H-2: 欠損駆動思考から抱持を経て frame creation へのシーケンス
欠損駆動思考(態度)から抱持(機能)を経て frame creation(Dorst 2011 の操作的実践、アブダクションの設計的拡張)に至るシーケンスを公式化できるか。Dorst 2011 精査により、frame creation は「操作」であり「態度」ではないことが確認された。欠損駆動思考は frame creation の認識論的前態度として位置づけられ、抱持がその間を媒介する可能性は未検証。pjdhiro 専権事項。
H-4: wicked problems の複合欠損記述
ウィキッド・プロブレム(Rittel & Webber)は欠損の5類型が束になった「複合欠損」として記述できるか。tame/wicked の差は類型数ではなく欠損間の動的連鎖(一つを解くと別が変化する)にあるか。原典の10特性との精密対応は未検証。
H-5: テーマ横断問い
- X1: 「何を欠損と感じるか」は価値体系に規定されるか、欠損の経験が価値体系を形成するか
- X2: 信頼なき場での抱持は可能か
- X3: 欠損駆動思考(問いを立てる)と情動の構成(評価する)のどちらが先か(循環構造)
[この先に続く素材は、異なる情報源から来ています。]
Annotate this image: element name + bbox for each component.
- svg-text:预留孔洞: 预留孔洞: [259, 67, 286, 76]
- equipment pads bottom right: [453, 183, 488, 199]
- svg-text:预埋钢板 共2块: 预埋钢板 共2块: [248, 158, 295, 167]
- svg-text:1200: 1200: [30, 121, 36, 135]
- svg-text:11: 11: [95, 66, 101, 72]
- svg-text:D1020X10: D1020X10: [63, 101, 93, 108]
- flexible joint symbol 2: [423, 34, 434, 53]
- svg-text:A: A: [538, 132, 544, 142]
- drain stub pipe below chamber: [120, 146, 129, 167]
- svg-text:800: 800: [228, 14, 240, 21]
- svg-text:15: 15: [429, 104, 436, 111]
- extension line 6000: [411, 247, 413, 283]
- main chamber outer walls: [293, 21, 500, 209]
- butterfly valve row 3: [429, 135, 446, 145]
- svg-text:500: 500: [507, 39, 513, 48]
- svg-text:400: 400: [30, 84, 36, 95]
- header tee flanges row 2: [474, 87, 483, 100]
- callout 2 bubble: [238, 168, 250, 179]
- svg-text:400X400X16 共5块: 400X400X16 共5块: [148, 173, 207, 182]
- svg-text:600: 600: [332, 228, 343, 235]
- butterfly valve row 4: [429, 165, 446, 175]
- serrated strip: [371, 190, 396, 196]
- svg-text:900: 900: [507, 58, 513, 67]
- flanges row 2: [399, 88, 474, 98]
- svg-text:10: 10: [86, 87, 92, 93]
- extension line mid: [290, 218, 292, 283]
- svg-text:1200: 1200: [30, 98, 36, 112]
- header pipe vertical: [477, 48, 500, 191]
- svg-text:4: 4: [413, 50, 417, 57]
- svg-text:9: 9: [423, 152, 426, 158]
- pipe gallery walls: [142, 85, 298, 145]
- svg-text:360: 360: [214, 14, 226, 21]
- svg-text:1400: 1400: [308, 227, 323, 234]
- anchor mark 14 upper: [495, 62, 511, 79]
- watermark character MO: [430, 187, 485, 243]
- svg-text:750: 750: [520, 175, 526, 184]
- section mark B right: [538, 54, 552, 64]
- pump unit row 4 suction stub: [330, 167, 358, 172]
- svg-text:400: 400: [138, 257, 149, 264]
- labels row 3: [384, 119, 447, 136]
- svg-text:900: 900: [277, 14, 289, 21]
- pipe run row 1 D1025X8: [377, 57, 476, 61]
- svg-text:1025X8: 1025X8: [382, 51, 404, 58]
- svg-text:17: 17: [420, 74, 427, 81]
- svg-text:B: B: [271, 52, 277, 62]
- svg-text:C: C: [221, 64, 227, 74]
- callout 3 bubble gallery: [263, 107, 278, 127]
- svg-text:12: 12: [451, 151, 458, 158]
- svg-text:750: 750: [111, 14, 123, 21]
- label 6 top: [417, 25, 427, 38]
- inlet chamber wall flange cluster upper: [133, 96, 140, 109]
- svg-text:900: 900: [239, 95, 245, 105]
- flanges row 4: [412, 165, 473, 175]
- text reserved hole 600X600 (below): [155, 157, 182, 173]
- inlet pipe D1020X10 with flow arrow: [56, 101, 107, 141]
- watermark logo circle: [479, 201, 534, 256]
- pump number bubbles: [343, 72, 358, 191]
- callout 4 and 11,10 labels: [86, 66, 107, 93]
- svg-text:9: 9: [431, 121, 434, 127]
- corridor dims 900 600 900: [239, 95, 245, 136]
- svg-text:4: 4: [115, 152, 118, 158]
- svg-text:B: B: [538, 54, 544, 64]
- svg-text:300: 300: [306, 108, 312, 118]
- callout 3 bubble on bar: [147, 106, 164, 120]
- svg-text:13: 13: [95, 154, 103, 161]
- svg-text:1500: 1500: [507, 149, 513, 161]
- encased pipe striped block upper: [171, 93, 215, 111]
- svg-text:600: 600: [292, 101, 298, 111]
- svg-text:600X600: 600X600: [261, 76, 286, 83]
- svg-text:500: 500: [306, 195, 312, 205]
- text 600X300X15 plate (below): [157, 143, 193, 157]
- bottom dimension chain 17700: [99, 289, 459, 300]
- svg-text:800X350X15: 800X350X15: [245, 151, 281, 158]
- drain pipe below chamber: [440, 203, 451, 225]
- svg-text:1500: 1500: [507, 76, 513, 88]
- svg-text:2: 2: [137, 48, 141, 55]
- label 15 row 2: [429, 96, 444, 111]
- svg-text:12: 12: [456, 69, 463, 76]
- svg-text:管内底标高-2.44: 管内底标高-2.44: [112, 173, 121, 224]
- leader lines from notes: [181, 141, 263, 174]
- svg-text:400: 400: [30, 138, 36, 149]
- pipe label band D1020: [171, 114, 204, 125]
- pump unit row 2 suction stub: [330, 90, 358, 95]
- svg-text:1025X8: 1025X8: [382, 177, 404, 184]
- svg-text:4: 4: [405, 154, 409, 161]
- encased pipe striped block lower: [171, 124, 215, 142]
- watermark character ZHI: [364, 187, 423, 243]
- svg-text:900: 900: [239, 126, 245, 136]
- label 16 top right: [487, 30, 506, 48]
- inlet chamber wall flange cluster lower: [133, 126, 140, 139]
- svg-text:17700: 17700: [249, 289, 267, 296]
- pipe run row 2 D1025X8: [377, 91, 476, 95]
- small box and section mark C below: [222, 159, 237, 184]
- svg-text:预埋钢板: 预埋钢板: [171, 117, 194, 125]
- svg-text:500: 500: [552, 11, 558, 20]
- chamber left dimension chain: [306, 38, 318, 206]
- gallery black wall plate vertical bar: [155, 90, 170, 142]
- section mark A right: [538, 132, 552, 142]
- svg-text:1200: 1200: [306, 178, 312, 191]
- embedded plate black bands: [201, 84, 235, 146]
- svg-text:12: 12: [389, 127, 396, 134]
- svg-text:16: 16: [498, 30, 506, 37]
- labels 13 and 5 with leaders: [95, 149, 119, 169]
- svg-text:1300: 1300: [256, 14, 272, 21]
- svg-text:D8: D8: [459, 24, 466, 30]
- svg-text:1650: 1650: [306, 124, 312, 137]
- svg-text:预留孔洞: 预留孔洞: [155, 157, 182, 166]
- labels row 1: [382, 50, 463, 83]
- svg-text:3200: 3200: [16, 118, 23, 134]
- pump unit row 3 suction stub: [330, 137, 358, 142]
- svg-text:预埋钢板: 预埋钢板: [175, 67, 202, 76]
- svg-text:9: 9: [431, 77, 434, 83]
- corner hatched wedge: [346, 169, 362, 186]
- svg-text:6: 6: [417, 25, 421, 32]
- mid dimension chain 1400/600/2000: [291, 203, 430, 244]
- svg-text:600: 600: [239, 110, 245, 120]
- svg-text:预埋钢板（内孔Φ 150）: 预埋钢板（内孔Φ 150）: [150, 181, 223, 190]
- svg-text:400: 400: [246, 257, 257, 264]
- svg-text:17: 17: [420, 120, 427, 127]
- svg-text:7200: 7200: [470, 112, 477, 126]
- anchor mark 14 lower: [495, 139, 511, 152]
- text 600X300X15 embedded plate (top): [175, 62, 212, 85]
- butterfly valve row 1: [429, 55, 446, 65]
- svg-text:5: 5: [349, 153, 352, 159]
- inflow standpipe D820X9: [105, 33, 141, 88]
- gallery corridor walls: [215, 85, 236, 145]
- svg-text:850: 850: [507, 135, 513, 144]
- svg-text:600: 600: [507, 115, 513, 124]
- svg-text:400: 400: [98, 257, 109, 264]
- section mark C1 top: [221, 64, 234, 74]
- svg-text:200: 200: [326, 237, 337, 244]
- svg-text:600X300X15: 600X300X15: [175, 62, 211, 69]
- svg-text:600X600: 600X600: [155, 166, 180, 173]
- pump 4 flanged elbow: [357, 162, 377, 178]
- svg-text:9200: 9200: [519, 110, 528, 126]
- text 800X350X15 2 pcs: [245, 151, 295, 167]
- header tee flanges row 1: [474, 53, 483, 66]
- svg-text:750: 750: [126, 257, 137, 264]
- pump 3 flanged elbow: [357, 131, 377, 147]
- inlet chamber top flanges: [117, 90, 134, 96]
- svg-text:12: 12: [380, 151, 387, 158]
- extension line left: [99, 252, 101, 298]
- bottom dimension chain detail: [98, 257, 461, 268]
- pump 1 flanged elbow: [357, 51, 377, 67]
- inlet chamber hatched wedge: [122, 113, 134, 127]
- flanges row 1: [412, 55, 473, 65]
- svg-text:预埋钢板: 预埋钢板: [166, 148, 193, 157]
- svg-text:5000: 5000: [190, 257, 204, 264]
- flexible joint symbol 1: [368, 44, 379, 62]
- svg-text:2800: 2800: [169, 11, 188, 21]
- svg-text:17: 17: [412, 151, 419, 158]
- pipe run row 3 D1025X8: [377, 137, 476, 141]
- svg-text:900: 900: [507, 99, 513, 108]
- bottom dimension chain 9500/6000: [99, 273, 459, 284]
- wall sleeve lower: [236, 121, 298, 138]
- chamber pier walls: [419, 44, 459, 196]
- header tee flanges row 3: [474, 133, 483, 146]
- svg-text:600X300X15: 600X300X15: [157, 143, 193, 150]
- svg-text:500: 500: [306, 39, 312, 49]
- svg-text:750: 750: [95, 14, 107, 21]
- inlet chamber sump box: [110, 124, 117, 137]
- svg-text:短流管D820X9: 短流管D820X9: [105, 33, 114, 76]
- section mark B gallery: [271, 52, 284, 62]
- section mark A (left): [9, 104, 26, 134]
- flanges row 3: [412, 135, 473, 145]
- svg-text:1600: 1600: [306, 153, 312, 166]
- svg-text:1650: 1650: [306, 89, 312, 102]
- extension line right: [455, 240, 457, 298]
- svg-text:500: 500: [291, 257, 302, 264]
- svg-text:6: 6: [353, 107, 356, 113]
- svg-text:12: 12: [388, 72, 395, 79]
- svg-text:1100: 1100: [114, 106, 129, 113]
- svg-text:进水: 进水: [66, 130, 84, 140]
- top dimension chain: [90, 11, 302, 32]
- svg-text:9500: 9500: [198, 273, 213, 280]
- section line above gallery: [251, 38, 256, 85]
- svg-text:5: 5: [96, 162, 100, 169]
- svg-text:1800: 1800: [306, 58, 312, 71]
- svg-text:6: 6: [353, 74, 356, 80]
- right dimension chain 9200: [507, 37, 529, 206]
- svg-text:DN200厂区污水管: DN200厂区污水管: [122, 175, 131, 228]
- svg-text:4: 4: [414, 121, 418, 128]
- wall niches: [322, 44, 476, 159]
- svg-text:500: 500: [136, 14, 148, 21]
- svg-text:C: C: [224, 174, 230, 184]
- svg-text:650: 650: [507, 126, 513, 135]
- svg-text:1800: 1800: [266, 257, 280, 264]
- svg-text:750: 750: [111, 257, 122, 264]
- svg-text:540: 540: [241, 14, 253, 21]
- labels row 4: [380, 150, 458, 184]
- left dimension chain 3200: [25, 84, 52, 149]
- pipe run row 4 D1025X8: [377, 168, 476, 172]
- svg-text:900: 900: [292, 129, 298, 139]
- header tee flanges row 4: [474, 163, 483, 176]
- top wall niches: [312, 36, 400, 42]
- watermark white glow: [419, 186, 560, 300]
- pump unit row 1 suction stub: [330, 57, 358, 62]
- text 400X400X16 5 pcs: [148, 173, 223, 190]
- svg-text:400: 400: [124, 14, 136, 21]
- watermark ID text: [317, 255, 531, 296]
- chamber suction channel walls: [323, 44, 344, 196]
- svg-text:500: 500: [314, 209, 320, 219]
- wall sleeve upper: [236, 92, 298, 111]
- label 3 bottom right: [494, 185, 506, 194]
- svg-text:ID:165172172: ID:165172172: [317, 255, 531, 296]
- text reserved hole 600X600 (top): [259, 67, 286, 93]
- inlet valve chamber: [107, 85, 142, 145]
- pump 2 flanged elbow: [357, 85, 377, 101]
- X4: 3テーマに共通する lived experience 記述は欠損の1人称記述と同じ方法論的立場か
他の概念との関係
- 信頼 — H-1 における信頼軸の評価と、信頼論全体のインベントリ
- 信頼 — 生存-信頼軸の独立性が H-1 の前提
- 測定設計原則 — 保持論点の操作化に際して参照すべき設計原則
- 抱持 — H-2 の中心概念。抱持が frame creation を媒介する可能性
- ネガティブケイパビリティ — 保持論点を「急いで解かない」原則そのものがネガティブケイパビリティの実践
- 欠損駆動思考 — H-2 の起点
- 情動の構成 — H-1 の到達点、X3 の一方
誤解されやすいポイント
これらは「未解決の欠陥」ではなく「保持すべき問い」である。CLAUDE.md の「保持論点を急いで解くな」原則に従う。